On Wed, Aug 28, 2002 at 10:28:08AM -0700, Basavanyappa, Vasanthakumara S wrote:
> My name Vasanth. I am a user of Ethereal. I have a question regarding the
> Interface in the "Capture Preferences". I have two different NIC (Ethernet)
> cards in my machine. I would like to know how I can map the list shown in
> the Interface list of "Capture Preferences" to the physical NIC(Ethernet)
> cards. I would appreciate your answer.
If you are running Ethereal on a UNIX system that supports the "-a" flag
to the "ifconfig" command, you can run "ifconfig -a", and your system
should list all your network interfaces, along with the IPv4 addresses
assigned to them - and possibly the IPv6 addresses, although on Linux
you might have to run a different command to get all the interfaces and
their IPv4 *and* IPv6 addresses. (I don't know what that command is,
offhand, or whether "ifconfig" shows IPv6 addresses on Linux.)
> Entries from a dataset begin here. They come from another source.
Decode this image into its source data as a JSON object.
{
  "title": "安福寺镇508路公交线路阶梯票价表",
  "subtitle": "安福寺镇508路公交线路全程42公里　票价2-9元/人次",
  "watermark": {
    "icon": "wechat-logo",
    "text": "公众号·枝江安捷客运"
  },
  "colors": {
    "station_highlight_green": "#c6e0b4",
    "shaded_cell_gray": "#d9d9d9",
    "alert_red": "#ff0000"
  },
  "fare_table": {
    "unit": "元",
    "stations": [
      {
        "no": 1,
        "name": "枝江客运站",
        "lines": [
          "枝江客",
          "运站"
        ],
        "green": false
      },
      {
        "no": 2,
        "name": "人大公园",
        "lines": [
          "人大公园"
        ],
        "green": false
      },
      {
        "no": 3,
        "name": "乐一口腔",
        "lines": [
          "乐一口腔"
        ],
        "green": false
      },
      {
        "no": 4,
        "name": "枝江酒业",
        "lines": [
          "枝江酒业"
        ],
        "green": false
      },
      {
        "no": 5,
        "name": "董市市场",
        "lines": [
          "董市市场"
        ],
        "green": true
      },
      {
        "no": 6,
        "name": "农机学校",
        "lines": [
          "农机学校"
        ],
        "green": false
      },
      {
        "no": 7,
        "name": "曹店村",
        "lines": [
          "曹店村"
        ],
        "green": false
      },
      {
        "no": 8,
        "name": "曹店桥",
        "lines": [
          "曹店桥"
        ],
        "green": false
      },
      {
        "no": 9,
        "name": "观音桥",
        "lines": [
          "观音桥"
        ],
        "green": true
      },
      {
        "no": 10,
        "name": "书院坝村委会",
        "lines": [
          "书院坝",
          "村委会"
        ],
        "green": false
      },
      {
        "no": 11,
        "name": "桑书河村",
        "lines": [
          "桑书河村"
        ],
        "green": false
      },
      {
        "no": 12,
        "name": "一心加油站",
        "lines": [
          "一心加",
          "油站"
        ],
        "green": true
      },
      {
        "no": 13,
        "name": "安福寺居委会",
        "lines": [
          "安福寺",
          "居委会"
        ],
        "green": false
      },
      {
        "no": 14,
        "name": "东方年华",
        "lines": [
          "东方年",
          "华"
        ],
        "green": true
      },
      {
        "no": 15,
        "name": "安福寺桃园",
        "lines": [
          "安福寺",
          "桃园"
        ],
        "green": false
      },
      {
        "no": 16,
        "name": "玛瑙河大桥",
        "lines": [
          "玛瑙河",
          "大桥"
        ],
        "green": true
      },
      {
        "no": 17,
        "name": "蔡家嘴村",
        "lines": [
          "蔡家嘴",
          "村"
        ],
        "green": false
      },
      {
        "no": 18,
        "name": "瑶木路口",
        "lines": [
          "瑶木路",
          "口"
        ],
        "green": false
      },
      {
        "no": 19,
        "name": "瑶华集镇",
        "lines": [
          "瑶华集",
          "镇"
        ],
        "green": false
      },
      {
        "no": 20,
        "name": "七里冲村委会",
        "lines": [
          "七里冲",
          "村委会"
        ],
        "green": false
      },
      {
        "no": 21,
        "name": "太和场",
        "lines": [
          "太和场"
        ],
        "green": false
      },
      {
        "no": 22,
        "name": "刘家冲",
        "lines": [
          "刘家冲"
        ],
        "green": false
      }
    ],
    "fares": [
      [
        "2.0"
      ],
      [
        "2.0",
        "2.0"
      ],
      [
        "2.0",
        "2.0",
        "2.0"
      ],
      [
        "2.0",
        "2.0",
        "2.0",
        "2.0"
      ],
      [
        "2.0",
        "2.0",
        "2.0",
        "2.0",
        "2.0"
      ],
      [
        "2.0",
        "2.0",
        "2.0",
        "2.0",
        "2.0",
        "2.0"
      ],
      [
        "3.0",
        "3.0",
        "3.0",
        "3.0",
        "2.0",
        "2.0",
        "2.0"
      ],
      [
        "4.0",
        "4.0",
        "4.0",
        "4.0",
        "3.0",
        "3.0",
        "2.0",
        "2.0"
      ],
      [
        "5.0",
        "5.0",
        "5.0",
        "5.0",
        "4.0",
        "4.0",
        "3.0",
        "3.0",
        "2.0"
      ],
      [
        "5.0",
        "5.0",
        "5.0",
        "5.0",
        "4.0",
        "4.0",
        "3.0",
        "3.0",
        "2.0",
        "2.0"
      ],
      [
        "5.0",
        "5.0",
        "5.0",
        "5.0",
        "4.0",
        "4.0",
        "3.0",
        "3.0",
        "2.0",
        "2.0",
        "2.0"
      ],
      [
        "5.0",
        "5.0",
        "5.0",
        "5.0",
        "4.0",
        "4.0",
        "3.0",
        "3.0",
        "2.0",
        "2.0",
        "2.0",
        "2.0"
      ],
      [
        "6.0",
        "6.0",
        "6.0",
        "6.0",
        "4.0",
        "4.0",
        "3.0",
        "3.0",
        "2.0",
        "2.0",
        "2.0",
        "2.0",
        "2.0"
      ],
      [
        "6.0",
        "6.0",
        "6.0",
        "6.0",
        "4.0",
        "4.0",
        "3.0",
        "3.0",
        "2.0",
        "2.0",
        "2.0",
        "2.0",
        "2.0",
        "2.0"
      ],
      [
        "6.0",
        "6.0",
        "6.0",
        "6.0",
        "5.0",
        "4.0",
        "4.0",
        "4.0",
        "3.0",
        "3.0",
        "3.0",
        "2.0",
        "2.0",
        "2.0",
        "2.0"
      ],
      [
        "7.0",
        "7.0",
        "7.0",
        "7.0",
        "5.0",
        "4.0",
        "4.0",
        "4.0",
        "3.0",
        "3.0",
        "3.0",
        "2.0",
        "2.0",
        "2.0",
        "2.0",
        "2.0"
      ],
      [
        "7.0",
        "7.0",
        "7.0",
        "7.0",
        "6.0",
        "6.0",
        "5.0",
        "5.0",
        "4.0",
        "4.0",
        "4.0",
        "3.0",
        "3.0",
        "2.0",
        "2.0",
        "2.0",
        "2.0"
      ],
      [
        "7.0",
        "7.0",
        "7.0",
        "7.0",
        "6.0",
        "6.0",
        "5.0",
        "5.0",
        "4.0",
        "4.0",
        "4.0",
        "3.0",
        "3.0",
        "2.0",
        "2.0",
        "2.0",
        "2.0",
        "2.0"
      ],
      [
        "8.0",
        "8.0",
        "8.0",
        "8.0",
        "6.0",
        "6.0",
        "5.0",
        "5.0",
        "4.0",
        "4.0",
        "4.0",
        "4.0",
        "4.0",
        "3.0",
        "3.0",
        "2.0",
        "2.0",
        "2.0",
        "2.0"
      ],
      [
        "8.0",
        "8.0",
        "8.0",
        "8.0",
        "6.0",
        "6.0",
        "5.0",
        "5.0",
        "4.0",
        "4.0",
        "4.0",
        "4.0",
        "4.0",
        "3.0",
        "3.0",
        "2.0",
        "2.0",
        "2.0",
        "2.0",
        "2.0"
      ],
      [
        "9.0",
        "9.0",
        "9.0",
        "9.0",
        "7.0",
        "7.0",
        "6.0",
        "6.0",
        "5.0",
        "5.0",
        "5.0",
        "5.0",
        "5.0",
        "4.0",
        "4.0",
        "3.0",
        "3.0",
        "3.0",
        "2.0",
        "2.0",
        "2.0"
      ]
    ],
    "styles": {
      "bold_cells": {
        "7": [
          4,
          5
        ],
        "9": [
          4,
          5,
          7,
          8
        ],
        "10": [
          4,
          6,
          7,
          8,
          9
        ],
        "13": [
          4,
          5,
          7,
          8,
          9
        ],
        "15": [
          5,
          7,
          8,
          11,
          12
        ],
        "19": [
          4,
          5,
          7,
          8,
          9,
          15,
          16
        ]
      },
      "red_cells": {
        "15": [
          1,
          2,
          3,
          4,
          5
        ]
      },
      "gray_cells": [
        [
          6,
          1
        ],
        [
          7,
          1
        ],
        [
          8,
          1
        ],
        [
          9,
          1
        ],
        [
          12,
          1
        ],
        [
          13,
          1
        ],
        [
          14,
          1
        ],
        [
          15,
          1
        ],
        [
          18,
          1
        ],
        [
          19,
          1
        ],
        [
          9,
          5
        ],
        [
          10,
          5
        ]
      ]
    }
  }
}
If you are running Ethereal on a UNIX system not quite so helpful, you
can, for each interface name shown in the "Capture Preferences" or
"Capture Options" combo box, run "ifconfig" (or, if necessary, some
other command on Linux) with the interface name as an argument, and get
the addresses for that interface.
"ifconfig" (or, perhaps, the other command on Linux) *might* list MAC
addresses as well.
You'd then use that to figure out which interfaces are on which
networks, or, if you know the MAC addresses of the network devices,
figure out which interface names correspond to which devices.
On some UNIXes, the name given to an interface reflects the specific
type of interface - "type" as in "Intel EtherExpress Pro 10/100B" or
"3Com 10/100 NIC" or..., not as in "Ethernet" or "802.11" or "Token
Ring" - and if the two interfaces are different, that might help.
On Windows, with recent versions of Ethereal, the list in the combo box
should give a human-readable description of the interface; again, that
should help if the interfaces are different types of cards.
In addition, on Windows, "ipconfig /all" might show interface names
similar to the names in the combo box (without the "\Device\"), and IP
addresses.
I don't know of any generic UNIX mechanism to determine, for example,
the physical ISA/PCI/etc. slot into which a given interface is plugged,
or whether it's on the motherboard, so if that's the only way you have
to identify the cards, you might be out of luck. I also don't know
whether you can get that information from Windows. (Doing so would
require that the OS somehow be able to get a table mapping PCI bus and
slot information to expansion slot numbers; I don't know whether there's
any way for the OS to get that from the firmware on any machine other
than from some machines using OpenFirmware.)